Question

Show that the function $y=Ax+\dfrac{B}{x}$ is a solution of the differential equation ${{x}^{2}}\dfrac{{{d}^{2}}y}{d{{x}^{2}}}+x\dfrac{dy}{dx}-y=0$.

Answer 1

For solving this question you should know about the differential equations and to find the second order derivative of any function. In this question we will find the first order derivative of y and then find the values of A and B and then put these after finding the second order derivative in it. And then we will solve it.

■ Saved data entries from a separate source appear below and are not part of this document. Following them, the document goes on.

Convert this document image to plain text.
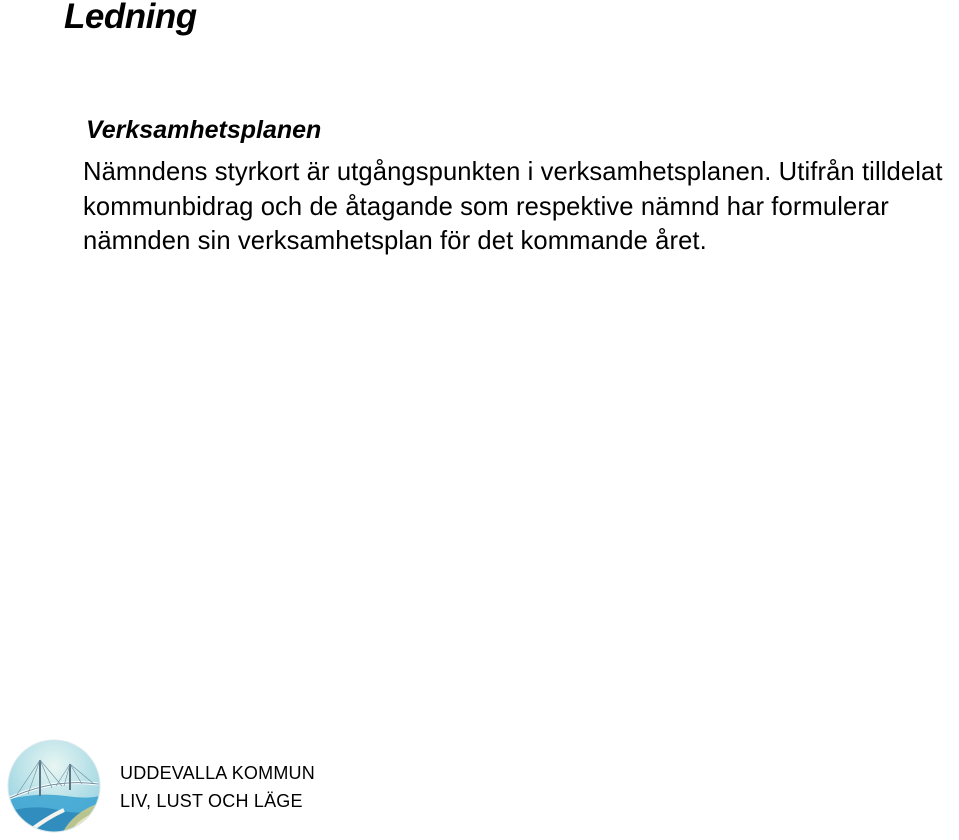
Ledning
Verksamhetsplanen

Nämndens styrkort är utgångspunkten i verksamhetsplanen. Utifrån tilldelat kommunbidrag och de åtagande som respektive nämnd har formulerar nämnden sin verksamhetsplan för det kommande året.

UDDEVALLA KOMMUN
LIV, LUST OCH LÄGE
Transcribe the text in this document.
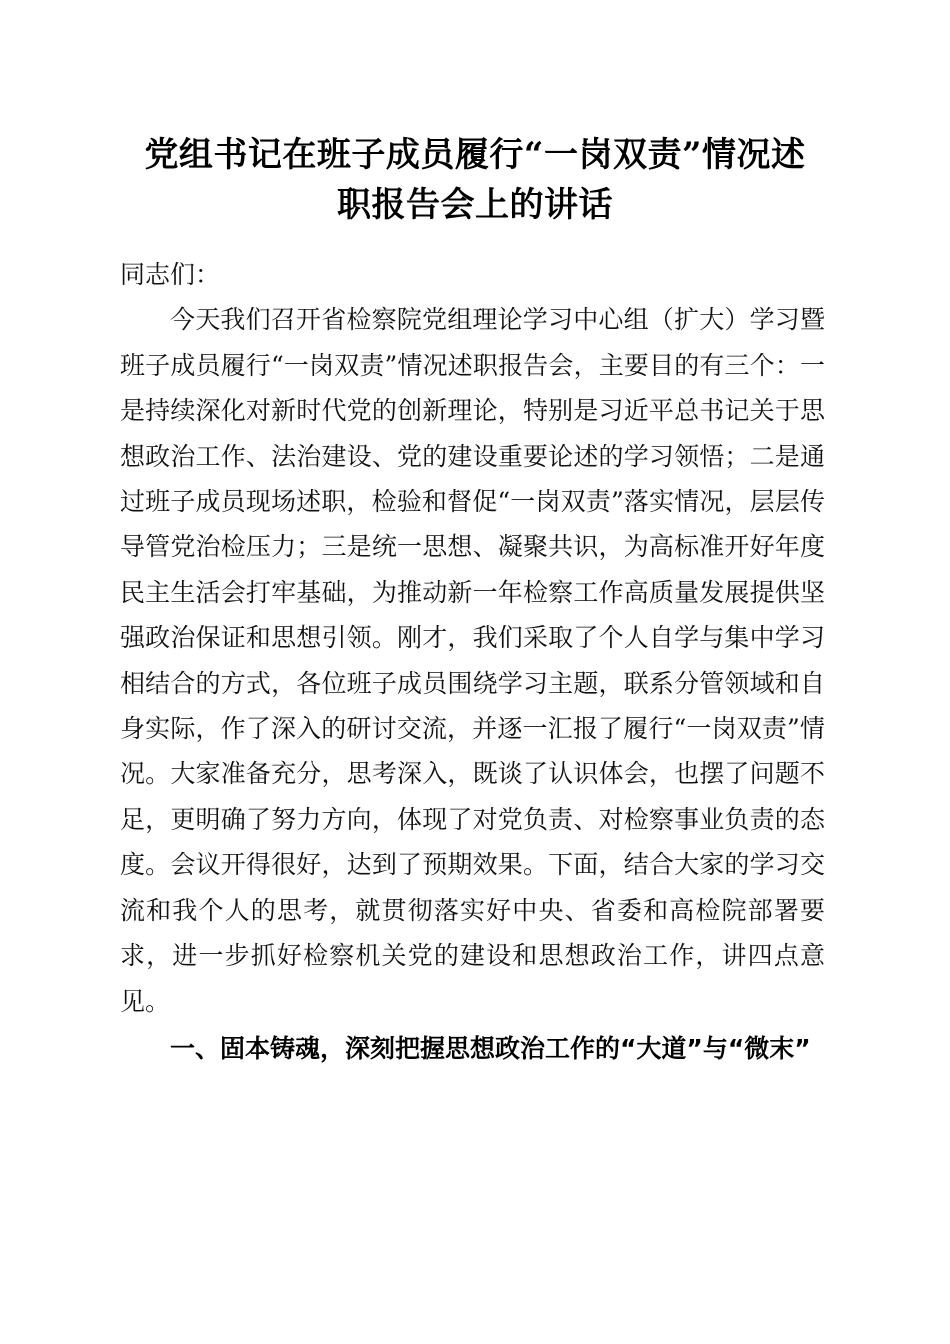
党组书记在班子成员履行“一岗双责”情况述
职报告会上的讲话

同志们：

今天我们召开省检察院党组理论学习中心组（扩大）学习暨班子成员履行“一岗双责”情况述职报告会，主要目的有三个：一是持续深化对新时代党的创新理论，特别是习近平总书记关于思想政治工作、法治建设、党的建设重要论述的学习领悟；二是通过班子成员现场述职，检验和督促“一岗双责”落实情况，层层传导管党治检压力；三是统一思想、凝聚共识，为高标准开好年度民主生活会打牢基础，为推动新一年检察工作高质量发展提供坚强政治保证和思想引领。刚才，我们采取了个人自学与集中学习相结合的方式，各位班子成员围绕学习主题，联系分管领域和自身实际，作了深入的研讨交流，并逐一汇报了履行“一岗双责”情况。大家准备充分，思考深入，既谈了认识体会，也摆了问题不足，更明确了努力方向，体现了对党负责、对检察事业负责的态度。会议开得很好，达到了预期效果。下面，结合大家的学习交流和我个人的思考，就贯彻落实好中央、省委和高检院部署要求，进一步抓好检察机关党的建设和思想政治工作，讲四点意见。

一、固本铸魂，深刻把握思想政治工作的“大道”与“微末”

Complete step-by-step solution:
So, according to our question it is asked of us to prove that a function $y=Ax+\dfrac{B}{x}$ is a solution of the differential equation ${{x}^{2}}\dfrac{{{d}^{2}}y}{d{{x}^{2}}}+x\dfrac{dy}{dx}-y=0$. So, if it is given then it will be necessary that the function will come if we solve this equation and it is also possible that if we solve the equation then you will get the differential equation. So, if we see that the given function is,
$y=Ax+\dfrac{B}{x}\ldots \ldots \ldots \left( 1 \right)$
Now, if we differentiate it on both sides, then,
$\begin{aligned} & \Rightarrow \dfrac{dy}{dx}=A+B\left( \dfrac{-1}{{{x}^{2}}} \right) \\\ & \Rightarrow \dfrac{dy}{dx}=A-\dfrac{B}{{{x}^{2}}}\ldots \ldots \ldots \left( 2 \right) \\\ \end{aligned}$
Now, the equation is in the second order, so we will differentiate it to the first order derivative again. So, we will get,
$\begin{aligned} & \dfrac{{{d}^{2}}y}{d{{x}^{2}}}=\dfrac{2B}{{{x}^{3}}} \\\ & \Rightarrow B=\dfrac{{{x}^{3}}}{2}\dfrac{{{d}^{2}}y}{d{{x}^{2}}}\ldots \ldots \ldots \left( 3 \right) \\\ \end{aligned}$
Now if we substitute this is equation (2), then we get,
$\begin{aligned} & \Rightarrow \dfrac{dy}{dx}=A-\dfrac{x}{2}\dfrac{{{d}^{2}}y}{d{{x}^{2}}} \\\ & \Rightarrow A=\dfrac{dy}{dx}+\dfrac{x}{2}\dfrac{{{d}^{2}}y}{d{{x}^{2}}}\ldots \ldots \ldots \left( 4 \right) \\\ \end{aligned}$
Now, we will put this value in equation (1) again to get the value of y. So, by substituting (4) and (3) in equation (1), we get,
$\begin{aligned} & \Rightarrow y=\left( \dfrac{dy}{dx}+\dfrac{x}{2}\dfrac{{{d}^{2}}y}{d{{x}^{2}}} \right)x+\left( \dfrac{{{x}^{3}}}{2}\dfrac{{{d}^{2}}y}{d{{x}^{2}}} \right)\dfrac{1}{x} \\\ & \Rightarrow {{x}^{2}}\dfrac{{{d}^{2}}y}{d{{x}^{2}}}+x\dfrac{dy}{dx}-y=0 \\\ \end{aligned}$
So, it is determined as the same as given in the equation. So, it is proved that $y=Ax+\dfrac{B}{x}$ is a solution of ${{x}^{2}}\dfrac{{{d}^{2}}y}{d{{x}^{2}}}+x\dfrac{dy}{dx}-y=0$.

Note: For solving these types of questions we have to mind that if any equation is satisfying to each other then it is confirmed that they both will be solved by each other or they will be solutions of each other and thus we will prove that.